Re: [RFC][PATCHv3 2/5] printk: introduce printing kernel thread

From: Jan Kara
Date: Mon May 29 2017 - 08:12:42 EST


On Mon 29-05-17 11:29:06, Petr Mladek wrote:
> On Wed 2017-05-10 14:59:35, Sergey Senozhatsky wrote:
> > This patch introduces a '/sys/module/printk/parameters/atomic_print_limit'
> > sysfs param, which sets the limit on number of lines a process can print
> > from console_unlock(). Value 0 corresponds to the current behavior (no
> > limitation). The printing offloading is happening from console_unlock()
> > function and, briefly, looks as follows: as soon as process prints more
> > than `atomic_print_limit' lines it attempts to offload printing to another
> > process. Since nothing guarantees that there will another process sleeping
> > on the console_sem or calling printk() on another CPU simultaneously, the
> > patch also introduces an auxiliary kernel thread - printk_kthread, the
> > main purpose of which is to take over printing duty. The workflow is, thus,
> > turns into: as soon as process prints more than `atomic_print_limit' lines
> > it wakes up printk_kthread and unlocks the console_sem. So in the best case
> > at this point there will be at least 1 processes trying to lock the
> > console_sem: printk_kthread. (There can also be a process that was sleeping
> > on the console_sem and that was woken up by console semaphore up(); and
> > concurrent printk() invocations from other CPUs). But in the worst case
> > there won't be any processes ready to take over the printing duty: it
> > may take printk_kthread some time to become running; or printk_kthread
> > may even never become running (a misbehaving scheduler, or other critical
> > condition). That's why after we wake_up() printk_kthread we can't
> > immediately leave the printing loop, we must ensure that the console_sem
> > has a new owner before we do so. Therefore, `atomic_print_limit' is a soft
> > limit, not the hard one: we let task to overrun `atomic_print_limit'.
> > But, at the same time, the console_unlock() printing loop behaves differently
> > for tasks that have exceeded `atomic_print_limit': after every printed
> > logbuf entry (call_console_drivers()) such a process wakes up printk_kthread,
> > unlocks the console_sem and attempts to console_trylock() a bit later
> > (if there any are pending messages in the logbuf, of course). In the best case
> > scenario either printk_kthread or some other tasks will lock the console_sem,
> > so current printing task will see failed console_trylock(), which will
> > indicate a successful printing offloading. In the worst case, however,
> > current will successfully console_trylock(), which will indicate that
> > offloading did not take place and we can't return from console_unlock(),
> > so the printing task will print one more line from the logbuf and attempt
> > to offload printing once again; and it will continue doing so until another
> > process locks the console_sem or until there are pending messages in the
> > logbuf. So if everything goes wrong - we can't wakeup printk_kthread and
> > there are no other processes sleeping on the console_sem or trying to down()
> > it - then we will have the existing console_unlock() behavior: print all
> > pending messages in one shot.

Actually I had something very similar in old versions of my patch set. And
it didn't work very well. The problem was that e.g. sometimes scheduler
decided that printk kthread should run on the same CPU as the process
currently doing printing and in such case printk kthread never took over
printing and the machine locked up due to heavy printing.

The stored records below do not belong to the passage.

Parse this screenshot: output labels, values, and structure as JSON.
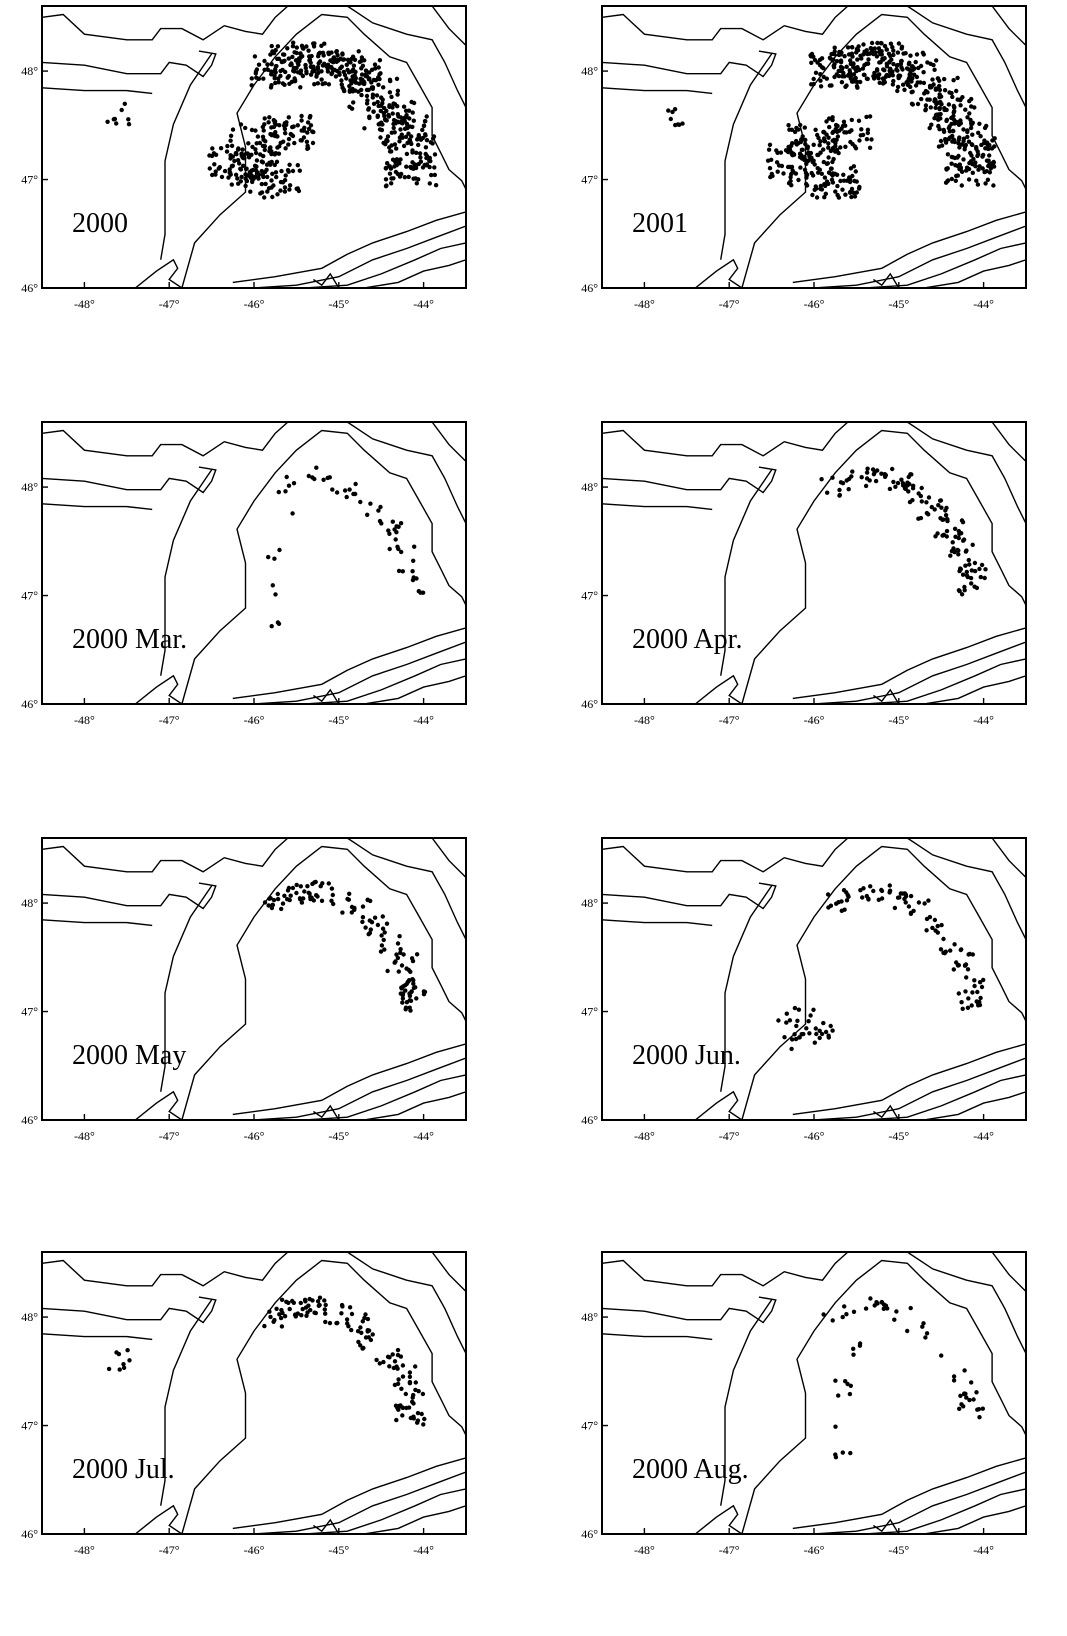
{
  "figure": {
    "panels": [
      {
        "label": "2000",
        "spread": "full"
      },
      {
        "label": "2001",
        "spread": "full"
      },
      {
        "label": "2000 Mar.",
        "spread": "sparse"
      },
      {
        "label": "2000 Apr.",
        "spread": "arc"
      },
      {
        "label": "2000 May",
        "spread": "arc"
      },
      {
        "label": "2000 Jun.",
        "spread": "arc-west"
      },
      {
        "label": "2000 Jul.",
        "spread": "arc"
      },
      {
        "label": "2000 Aug.",
        "spread": "sparse"
      }
    ],
    "x_ticks": [
      "-48°",
      "-47°",
      "-46°",
      "-45°",
      "-44°"
    ],
    "x_tick_values": [
      -48,
      -47,
      -46,
      -45,
      -44
    ],
    "y_ticks": [
      "46°",
      "47°",
      "48°"
    ],
    "y_tick_values": [
      46,
      47,
      48
    ],
    "lon_range": [
      -48.5,
      -43.5
    ],
    "lat_range": [
      46.0,
      48.6
    ],
    "colors": {
      "ink": "#000000",
      "background": "#ffffff"
    }
  },
  "chart_data": {
    "type": "scatter",
    "xlabel": "",
    "ylabel": "",
    "xlim": [
      -48.5,
      -43.5
    ],
    "ylim": [
      46.0,
      48.6
    ],
    "grid": false
  }
}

> First, the real time priority is questionable on its own. Logging
> is important but the real time priority is dangerous. Any "flood"
> of messages will starve all other processes with normal priority.
> It is better than a softlockup but it might cause problems as well.

Processes with real-time priority should have well bounded runtime (in
miliseconds). Printk kthread doesn't have such bounded runtime so it should
not be a real time process as it could hog the CPU it is running on...

So I think what Petr suggests below is better. Keep normal priority, print
something to console from the process doing printk() and just wake up
printk kthread and hope it can print the rest. It is not ideal but unless
there's a flood of messages there is no regression to current state.

> In addition, I think that a semi-sync-async mode might better
> handle the sudden dead. What is it? I have already talked about
> something similar last time.
>
> Normal printk() should do something like:
>
> printk()
> vprintk_emit()
> log_store()
> if (!deferred)
> console_trylock()
> console_unlock()
> while (num_lines < atomic_print_limit)
> handle message
> up_console_sem()
> if (pending_messages)
> wakeup(printk_kthread)
>
>
> and printk_kthread should do:
>
> while() {
>
> if (!pending_messages)
> sleep()
>
> console_lock()
>
> preempt_disable()
> console_unlock()
> while (pending_message && !need_resched)
> handle message
> up_console_sem()
> preempt_enable()
> }
>
>
> By other words:
>
> + printk() should try to get console and handle few lines
> synchronously. It will handle its own message in most cases.
>
> + printk_kthread is only a fallback. It is waken when there are
> unhandled messages. It handles as many messages as
> possible in its assigned time slot. But it releases
> console_sem before it goes into sleep.
>
>
> The advantages:
>
> + all messages are handled synchronously if there is not
> a flood of messages
>
> + if there is the flood of messages; kthread works only
> as a fallback; processes that produce the messages
> are involved into handling the console (nature throttling);
> the messages appear on the console even when printk_kthread
> is sleeping; but the softlockup is prevented
>
> => it should work pretty well in all situations, including the flood
> of messages and sudden dead.

Honza
--
Jan Kara <jack@xxxxxxxx>
SUSE Labs, CR